When she was about 8, in 1956, Greenwood was the polio poster child for Virginia.
Her left leg didn’t grow, she said, “It’s skinny and my foot is like a baby foot.” She has two pairs of specially adapted shoes, her tennis shoes she wears to the market, and her shoes for church.
Like Barker, she had casts and braces, which she still wears. Greenwood remembers going to crippled children’s clinics when she was a child. “We went to clinics in Roanoke and Rocky Mount and Martinsville. We’d be there all day long,” Greenwood said. “They weren’t orthopedic doctors then. We called them polio doctors.”
Even today, polio is a constant factor in Greenwood’s life. She’s one of the polio victims who has post-polio syndrome. “It’s very bad. It affects my muscles, my walk. It’s not good for me because I’m a goer. This thing is trying to slow me down, and I don’t like to slow down,” said Greenwood, who wears a brace all the way up her left leg now and a brace on her good leg from the knee down.
Doctors plan to do surgery on her good leg’s foot and knee within the year or so, she said, “all due to weakness in my other leg.”
Still, she feels fortunate. “I think how lucky I am. There are so many people so much worse off than me.”
Sandra Greenwood will be at the Salem Rotary Club meeting on Nov. 19, when the club has a program on polio.
Salem Rotarian June Long arranged that. Long is Polio Chairman for District 7570, encompassing Rotary clubs from east Tennessee to Front Royal.
Long had a special reason for accepting the chairmanship three years ago.
Her father, Wallace Hall of Elliston, had polio when he was 15 months old.
“My dad never talked about having had polio. He could never play with us, though, because he could not run. Danny (her brother) and I both played high school sports, and our dad never missed a game. He was right there on the front row.”
It was her father’s left leg that was affected by polio. “His leg was real small and very crooked. My dad’s shoe was built up so much.”
Long and her husband, Bill, obtained the two adult-sized iron lungs and a baby one that will be on display Saturday. “All three were from Salem. Originally the rescue squad had them and they were stored at John M. Oakey and Son funeral home in the basement.”
The Longs cleaned up the iron lungs and bought a special trailer to haul them around.

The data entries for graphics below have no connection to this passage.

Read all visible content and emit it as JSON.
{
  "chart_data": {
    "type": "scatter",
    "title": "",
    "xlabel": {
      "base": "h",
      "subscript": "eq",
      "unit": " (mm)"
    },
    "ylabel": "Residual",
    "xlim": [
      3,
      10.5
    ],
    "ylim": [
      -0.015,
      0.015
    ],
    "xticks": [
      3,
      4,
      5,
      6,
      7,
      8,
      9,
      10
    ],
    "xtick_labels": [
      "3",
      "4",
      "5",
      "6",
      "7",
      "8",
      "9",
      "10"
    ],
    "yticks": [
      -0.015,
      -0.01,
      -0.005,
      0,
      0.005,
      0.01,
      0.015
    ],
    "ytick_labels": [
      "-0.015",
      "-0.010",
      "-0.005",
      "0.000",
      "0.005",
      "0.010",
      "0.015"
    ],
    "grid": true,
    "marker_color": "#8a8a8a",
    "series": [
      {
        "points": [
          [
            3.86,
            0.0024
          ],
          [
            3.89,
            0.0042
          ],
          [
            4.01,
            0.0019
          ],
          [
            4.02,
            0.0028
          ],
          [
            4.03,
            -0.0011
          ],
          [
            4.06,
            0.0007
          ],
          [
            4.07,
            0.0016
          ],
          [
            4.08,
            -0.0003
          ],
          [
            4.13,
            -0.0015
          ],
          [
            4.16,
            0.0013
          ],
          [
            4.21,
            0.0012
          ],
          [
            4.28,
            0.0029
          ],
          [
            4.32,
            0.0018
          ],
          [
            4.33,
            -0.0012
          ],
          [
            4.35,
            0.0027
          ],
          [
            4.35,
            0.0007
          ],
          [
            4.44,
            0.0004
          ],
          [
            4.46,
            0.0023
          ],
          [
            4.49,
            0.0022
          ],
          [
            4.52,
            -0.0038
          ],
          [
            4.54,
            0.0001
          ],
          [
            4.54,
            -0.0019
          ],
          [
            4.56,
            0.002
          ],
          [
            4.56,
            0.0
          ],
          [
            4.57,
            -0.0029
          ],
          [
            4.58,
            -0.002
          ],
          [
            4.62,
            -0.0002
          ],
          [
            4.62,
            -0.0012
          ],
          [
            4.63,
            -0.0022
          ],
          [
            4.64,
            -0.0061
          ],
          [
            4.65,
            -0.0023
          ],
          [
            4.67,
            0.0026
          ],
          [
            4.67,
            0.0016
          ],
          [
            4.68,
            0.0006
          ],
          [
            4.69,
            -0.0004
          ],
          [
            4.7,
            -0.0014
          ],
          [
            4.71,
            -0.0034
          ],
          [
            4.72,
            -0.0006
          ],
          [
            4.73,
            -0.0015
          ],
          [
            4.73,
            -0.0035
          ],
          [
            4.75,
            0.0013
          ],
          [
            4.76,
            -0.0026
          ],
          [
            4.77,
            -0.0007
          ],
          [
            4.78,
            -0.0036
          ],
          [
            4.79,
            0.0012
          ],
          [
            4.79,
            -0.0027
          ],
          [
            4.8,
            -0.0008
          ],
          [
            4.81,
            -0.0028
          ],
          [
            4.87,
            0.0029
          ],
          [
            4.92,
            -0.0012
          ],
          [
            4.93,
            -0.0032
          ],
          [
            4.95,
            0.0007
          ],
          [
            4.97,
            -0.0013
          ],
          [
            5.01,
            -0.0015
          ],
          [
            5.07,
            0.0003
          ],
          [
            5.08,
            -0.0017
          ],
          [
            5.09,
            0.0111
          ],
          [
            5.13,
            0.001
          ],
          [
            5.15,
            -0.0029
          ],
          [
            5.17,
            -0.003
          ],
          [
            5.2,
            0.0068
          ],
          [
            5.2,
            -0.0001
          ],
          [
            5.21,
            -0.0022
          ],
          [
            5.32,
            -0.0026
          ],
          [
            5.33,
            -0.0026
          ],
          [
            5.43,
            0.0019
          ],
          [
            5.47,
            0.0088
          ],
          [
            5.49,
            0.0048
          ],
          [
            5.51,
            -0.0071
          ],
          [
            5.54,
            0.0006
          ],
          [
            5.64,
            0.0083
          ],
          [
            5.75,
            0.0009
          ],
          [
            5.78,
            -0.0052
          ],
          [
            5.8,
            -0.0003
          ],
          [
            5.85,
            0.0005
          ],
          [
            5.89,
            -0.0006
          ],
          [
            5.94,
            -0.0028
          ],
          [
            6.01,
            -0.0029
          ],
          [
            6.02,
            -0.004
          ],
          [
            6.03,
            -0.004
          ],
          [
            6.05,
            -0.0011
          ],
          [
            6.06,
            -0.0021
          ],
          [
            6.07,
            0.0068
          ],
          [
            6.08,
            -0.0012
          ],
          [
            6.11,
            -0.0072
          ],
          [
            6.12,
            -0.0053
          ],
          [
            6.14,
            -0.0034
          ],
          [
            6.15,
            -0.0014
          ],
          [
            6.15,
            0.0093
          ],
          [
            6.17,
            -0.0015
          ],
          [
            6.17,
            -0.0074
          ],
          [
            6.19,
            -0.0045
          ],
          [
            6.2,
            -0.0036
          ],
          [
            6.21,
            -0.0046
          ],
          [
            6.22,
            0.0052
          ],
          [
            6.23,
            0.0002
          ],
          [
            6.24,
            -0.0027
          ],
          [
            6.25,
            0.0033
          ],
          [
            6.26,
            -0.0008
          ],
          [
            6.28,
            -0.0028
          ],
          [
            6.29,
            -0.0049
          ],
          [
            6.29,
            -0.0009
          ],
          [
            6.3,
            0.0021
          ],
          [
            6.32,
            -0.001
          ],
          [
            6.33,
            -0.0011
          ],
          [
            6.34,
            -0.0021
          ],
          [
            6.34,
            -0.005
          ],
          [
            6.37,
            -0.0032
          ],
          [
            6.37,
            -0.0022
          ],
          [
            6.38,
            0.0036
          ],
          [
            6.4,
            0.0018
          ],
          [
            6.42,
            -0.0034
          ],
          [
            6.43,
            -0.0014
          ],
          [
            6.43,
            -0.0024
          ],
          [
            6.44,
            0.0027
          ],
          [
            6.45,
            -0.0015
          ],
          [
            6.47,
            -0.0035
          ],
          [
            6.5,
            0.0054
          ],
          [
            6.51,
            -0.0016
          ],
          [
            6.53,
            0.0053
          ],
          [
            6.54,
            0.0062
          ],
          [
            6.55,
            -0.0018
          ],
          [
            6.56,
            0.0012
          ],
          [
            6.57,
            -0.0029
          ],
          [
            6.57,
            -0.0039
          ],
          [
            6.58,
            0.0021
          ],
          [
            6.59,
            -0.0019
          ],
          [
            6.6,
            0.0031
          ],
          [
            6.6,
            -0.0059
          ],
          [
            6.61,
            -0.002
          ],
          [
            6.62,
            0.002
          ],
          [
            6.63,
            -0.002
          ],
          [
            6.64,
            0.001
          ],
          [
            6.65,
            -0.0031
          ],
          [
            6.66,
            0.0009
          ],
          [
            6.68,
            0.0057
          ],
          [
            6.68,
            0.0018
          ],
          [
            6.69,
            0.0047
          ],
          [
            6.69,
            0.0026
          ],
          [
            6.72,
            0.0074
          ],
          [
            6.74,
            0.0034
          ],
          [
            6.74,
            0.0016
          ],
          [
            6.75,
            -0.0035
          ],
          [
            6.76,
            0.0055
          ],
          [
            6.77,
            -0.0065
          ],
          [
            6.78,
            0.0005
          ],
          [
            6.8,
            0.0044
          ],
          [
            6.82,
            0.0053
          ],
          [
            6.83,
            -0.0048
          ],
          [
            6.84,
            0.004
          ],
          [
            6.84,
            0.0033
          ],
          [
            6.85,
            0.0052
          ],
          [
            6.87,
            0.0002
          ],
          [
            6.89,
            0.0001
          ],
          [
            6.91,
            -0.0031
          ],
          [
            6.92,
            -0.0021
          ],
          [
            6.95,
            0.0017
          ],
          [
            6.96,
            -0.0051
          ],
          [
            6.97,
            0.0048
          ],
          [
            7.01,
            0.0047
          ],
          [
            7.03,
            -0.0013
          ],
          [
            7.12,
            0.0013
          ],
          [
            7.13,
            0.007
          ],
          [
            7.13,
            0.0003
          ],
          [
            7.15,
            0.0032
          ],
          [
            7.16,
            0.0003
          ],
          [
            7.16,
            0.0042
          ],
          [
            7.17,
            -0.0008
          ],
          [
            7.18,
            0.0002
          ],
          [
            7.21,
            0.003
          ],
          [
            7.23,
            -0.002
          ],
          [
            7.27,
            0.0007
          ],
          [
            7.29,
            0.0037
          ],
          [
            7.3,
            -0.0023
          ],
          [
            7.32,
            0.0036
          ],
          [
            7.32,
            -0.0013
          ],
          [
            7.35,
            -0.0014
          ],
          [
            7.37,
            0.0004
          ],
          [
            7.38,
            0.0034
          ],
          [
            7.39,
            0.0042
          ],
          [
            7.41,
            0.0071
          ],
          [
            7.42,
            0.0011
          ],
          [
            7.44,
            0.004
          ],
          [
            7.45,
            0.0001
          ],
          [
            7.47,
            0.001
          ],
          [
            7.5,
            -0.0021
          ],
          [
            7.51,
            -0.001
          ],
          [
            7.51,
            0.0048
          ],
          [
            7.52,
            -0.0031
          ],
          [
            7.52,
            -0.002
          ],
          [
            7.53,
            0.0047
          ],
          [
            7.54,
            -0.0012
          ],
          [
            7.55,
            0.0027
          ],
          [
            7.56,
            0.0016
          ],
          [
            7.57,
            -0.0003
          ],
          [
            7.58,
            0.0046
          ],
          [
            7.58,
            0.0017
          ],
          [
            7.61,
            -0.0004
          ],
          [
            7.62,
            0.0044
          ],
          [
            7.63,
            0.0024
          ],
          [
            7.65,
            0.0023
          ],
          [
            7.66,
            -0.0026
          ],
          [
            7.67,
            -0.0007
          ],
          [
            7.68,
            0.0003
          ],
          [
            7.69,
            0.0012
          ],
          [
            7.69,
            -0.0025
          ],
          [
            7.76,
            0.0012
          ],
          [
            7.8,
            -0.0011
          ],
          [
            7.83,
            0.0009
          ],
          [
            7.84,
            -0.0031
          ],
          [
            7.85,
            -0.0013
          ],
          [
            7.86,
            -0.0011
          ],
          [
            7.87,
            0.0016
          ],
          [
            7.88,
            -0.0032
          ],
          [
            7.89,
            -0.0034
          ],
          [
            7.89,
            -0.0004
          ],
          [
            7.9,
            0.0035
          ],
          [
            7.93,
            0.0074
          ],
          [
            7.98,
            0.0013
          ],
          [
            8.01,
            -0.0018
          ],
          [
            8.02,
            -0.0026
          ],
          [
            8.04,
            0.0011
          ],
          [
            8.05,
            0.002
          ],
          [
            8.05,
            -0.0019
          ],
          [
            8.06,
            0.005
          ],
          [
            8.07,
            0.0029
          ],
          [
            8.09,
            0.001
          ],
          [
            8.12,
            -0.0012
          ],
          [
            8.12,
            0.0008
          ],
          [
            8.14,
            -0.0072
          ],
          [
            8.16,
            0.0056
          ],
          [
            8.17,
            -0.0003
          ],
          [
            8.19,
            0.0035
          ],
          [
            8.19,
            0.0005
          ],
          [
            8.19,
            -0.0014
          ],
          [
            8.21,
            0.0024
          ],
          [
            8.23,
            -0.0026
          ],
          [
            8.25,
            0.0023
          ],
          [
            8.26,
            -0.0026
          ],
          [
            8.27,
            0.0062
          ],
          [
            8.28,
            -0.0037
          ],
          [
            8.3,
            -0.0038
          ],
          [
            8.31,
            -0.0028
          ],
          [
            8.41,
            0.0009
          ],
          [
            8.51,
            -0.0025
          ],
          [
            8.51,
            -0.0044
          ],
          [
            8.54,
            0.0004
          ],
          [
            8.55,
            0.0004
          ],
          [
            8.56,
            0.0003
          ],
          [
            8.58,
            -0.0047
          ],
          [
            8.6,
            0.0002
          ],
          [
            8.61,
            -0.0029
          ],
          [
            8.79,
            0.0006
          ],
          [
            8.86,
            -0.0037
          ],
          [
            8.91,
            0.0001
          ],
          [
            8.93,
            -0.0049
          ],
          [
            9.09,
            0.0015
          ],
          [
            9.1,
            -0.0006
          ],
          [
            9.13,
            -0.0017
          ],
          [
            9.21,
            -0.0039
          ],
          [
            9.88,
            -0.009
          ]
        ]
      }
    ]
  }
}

Their passion to end polio has taken them half-way across the world, to inoculate children in India in 2005. India is one of the four countries where polio is still a real threat. The other three countries are Afghanistan, Pakistan and Nigeria.
Due to the development of vaccines and years of inoculation programs, polio is no longer a threat in the United States.
Long remembers her dad’s emphasis on her and her brother staying safe from polio. “He made sure we had our polio inoculations. The first ones were shots. Then we had the sugar cubes.”
Today, most polio inoculations are drops placed in a child’s mouth, but when she and her husband were preparing to go to India, they got polio booster shots, she added.
June Long has more plans for the polio display she and Bill haul around. “I’m looking for an old pair of braces polio victims used to wear,” she said. “They were made out of iron, and they were so heavy.”